O doutor disse que não era nada, mas prescreveu Tapsin para tomar durante o dia e Sanigrip com Efedrina para tomar à noite. Como poderia ter uma pequena taquicardia, provocada pela Efedrina, receitou ainda Atenolol. Achou melhor, também, que tio Tonico tomasse um antibiótico, para evitar complicações: 1 g de Amoxicilina, a cada 12 horas, durante 10 dias.
Apareceram fungos e herpes e o médico, sempre atento, receitou Fluconazol.
Para piorar a situação, tio Tonico começou a ler as bulas dos medicamentos que tomava, e ficou sabendo das contraindicações, advertências, precauções e efeitos colaterais.
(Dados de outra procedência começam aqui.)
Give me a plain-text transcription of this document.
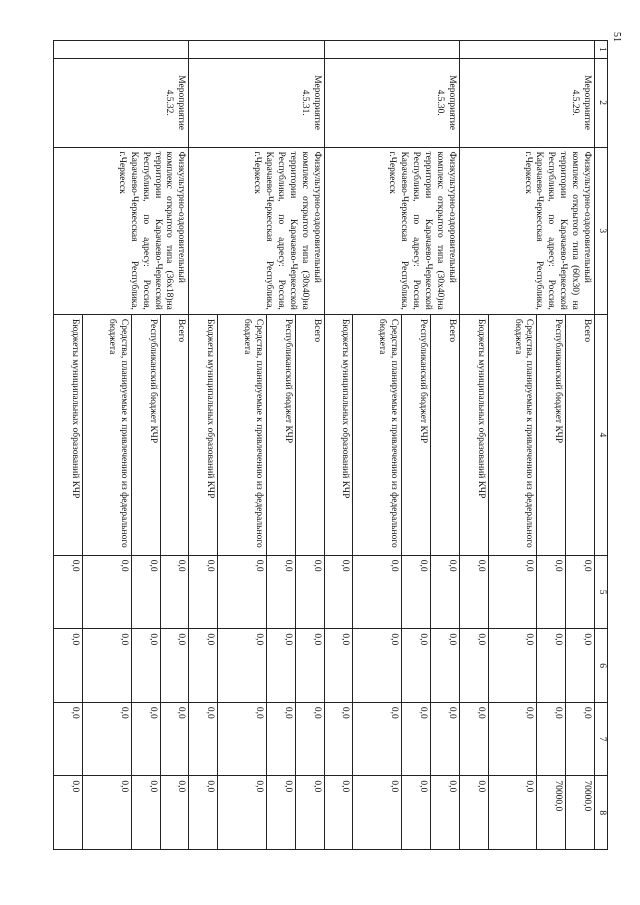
51
1	2	3	4	5	6	7	8
	Мероприятие 4.5.29.	Физкультурно-оздоровительный комплекс открытого типа (60х30) на территории Карачаево-Черкесской Республики, по адресу: Россия, Карачаево-Черкесская Республика, г.Черкесск	Всего	0,0	0,0	0,0	70000,0
			Республиканский бюджет КЧР	0,0	0,0	0,0	70000,0
			Средства, планируемые к привлечению из федерального бюджета	0,0	0,0	0,0	0,0
			Бюджеты муниципальных образований КЧР	0,0	0,0	0,0	0,0
	Мероприятие 4.5.30.	Физкультурно-оздоровительный комплекс открытого типа (30х40)на территории Карачаево-Черкесской Республики, по адресу: Россия, Карачаево-Черкесская Республика, г.Черкесск	Всего	0,0	0,0	0,0	0,0
			Республиканский бюджет КЧР	0,0	0,0	0,0	0,0
			Средства, планируемые к привлечению из федерального бюджета	0,0	0,0	0,0	0,0
			Бюджеты муниципальных образований КЧР	0,0	0,0	0,0	0,0
	Мероприятие 4.5.31.	Физкультурно-оздоровительный комплекс открытого типа (30х40)на территории Карачаево-Черкесской Республики, по адресу: Россия, Карачаево-Черкесская Республика, г.Черкесск	Всего	0,0	0,0	0,0	0,0
			Республиканский бюджет КЧР	0,0	0,0	0,0	0,0
			Средства, планируемые к привлечению из федерального бюджета	0,0	0,0	0,0	0,0
			Бюджеты муниципальных образований КЧР	0,0	0,0	0,0	0,0
	Мероприятие 4.5.32.	Физкультурно-оздоровительный комплекс открытого типа (36х18)на территории Карачаево-Черкесской Республики, по адресу: Россия, Карачаево-Черкесская Республика, г.Черкесск	Всего	0,0	0,0	0,0	0,0
			Республиканский бюджет КЧР	0,0	0,0	0,0	0,0
			Средства, планируемые к привлечению из федерального бюджета	0,0	0,0	0,0	0,0
			Бюджеты муниципальных образований КЧР	0,0	0,0	0,0	0,0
Não só poderia morrer, mas ter arritmias ventriculares, sangramento anormal, náuseas, hipertensão, insuficiência renal, paralisia, cólicas abdominais, cefaleias, alergias, tosse, alterações do estado mental, inchaços e um monte de coisas terríveis.
Com medo de morrer, chamou o médico, que disse para ele não se preocupar, porque os laboratórios só colocavam aquilo tudo para se isentar de culpa.
– Calma, seu Tonico, não fique aflito – recomendou o médico, enquanto prescrevia uma nova receita com um antidepressivo Sertralina e mais Rivotril 100 mg. E como titio estava com dor nas articulações deu-lhe Diclofenaco.
Nessa altura, sempre que o tio recebia a aposentadoria, ela ia direto para a farmácia, onde ele já tinha sido eleito cliente VIP.
Chegou o momento em que o dia do pobre tio Tonico não tinha horas suficientes para tomar todas as pílulas. Assim, ele já não dormia, apesar das cápsulas para a insônia que haviam sido prescritas. Ficou tão ruim que, conforme advertido nas bulas dos remédios, penou mais de 100 dias numa dessa UTIs mercenárias e “veio a óbito”.
No funeral tinha muita gente, mas quem mais chorava era o farmacêutico.
Tia Marocas, desfrutando da viuvez radiante, afirma que felizmente mandou titio para o médico, porque, se não, com certeza, ele teria morrido antes.